Product development function
Among its recent initiatives has been a new product development function – targeted largely at own-label merchandise – and in September it unveiled a performance management solution. This is being piloted initially by Sainsbury and is designed to provide a benchmarking tool for retailers to share and assess performance data.
Other GNX members will be moving rapidly into this space: Carrefour is due to follow in November starting with its Taiwan operations and Metro begins pilots with its Belgian business in a few months.
Development has cost ‘several million dollars’ – rather more than individual GNX partners would wish to spend or IT vendors could afford in the current economic climate. Significantly, too, the only other retailer using this sort of performance management tool is WalMart: its ‘Retail Link’ system has used comparable technology for some time to keep its suppliers on their toes.
‘Our members wanted a similar tool to WalMart’s,’ explains Laughlin, ‘and that is what we have developed.’
The move is interesting – not just for the competition it provides for established IT players but also as an example of retail co-operation among big (but not as big as WalMart) companies to develop technology to take on the world’s leader. The GNX collaborative performance management (CPM) system is a web-based solution that can extract data from existing back-end solutions to create a standard model for retail trading partners to identify and correct areas of low performance.

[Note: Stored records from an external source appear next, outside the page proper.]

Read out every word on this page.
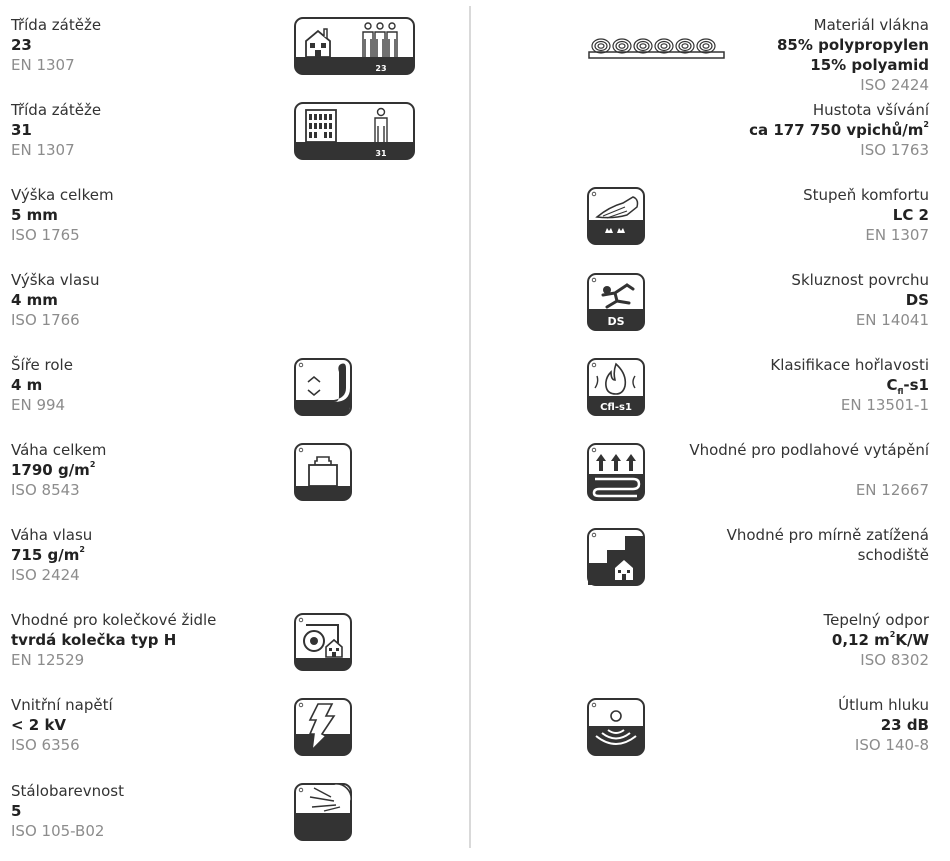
Třída zátěže
23
EN 1307	23
Třída zátěže
31
EN 1307	31
Výška celkem
5 mm
ISO 1765
Výška vlasu
4 mm
ISO 1766
Šíře role
4 m
EN 994
Váha celkem
1790 $g/m^2$
ISO 8543
Váha vlasu
715 $g/m^2$
ISO 2424
Vhodné pro kolečkové židle
tvrdá kolečka typ H
EN 12529
Vnitřní napětí
< 2 kV
ISO 6356
Stálobarevnost
5
ISO 105-B02
Materiál vlákna
85% polypropylen
15% polyamid
ISO 2424
Hustota všívání
ca 177 750 vpichů/$m^2$
ISO 1763
Stupeň komfortu
LC 2
EN 1307
Skluznost povrchu
DS
EN 14041
DS
Klasifikace hořlavosti
$C_{fl}-s1$
EN 13501-1
Cfl-s1
Vhodné pro podlahové vytápění

EN 12667
Vhodné pro mírně zatížená
schodiště
Tepelný odpor
0,12 $m^2K/W$
ISO 8302
Útlum hluku
23 dB
ISO 140-8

‘CPG suppliers currently have little feedback on how their performance compares with their competitors,’ adds Laughlin, ‘With this system they can finally achieve that.’ GNX users will be able to set their own series of key performance indicators such as on-time deliveries, order accuracy, promotions fulfilment and out-of-stock situation, and create relevant benchmarks to help suppliers gauge their success rate and focus on their weak areas. It is also likely to be the first of several similar tools which are too complex for individual retailers to develop but clearly have potential benefits to the wider trading community.
‘We’re targeting areas where we know there is interest,’ adds Joe Laughlin, ‘we’re there for the long-term.’ This bullish stance contrasts with that of other public exchanges which have become rather quiet in recent months. Transora, the grocery suppliers’ own initiative, is already re-focusing on catalogue activities leaving the likes of GNX to take over much of its other operations while the WorldWide Retail Exchange (WWRE) – initially established by rival retailers in response to GNX – has similarly become very silent.
While early exchange activity generally concentrated on auctions, many identified services like GNX’s new CPM as key areas for development for their long-term programmes. Few exchanges, however, have actually delivered on these early promises making GNX something of an exception. Significantly, too, many of those planned early exchange activities soon became quite simple and cost effective for individual companies to develop thanks to the rapid development of technologies like web services.
Jointly funded software development like this may also present a challenge to the key IT vendors.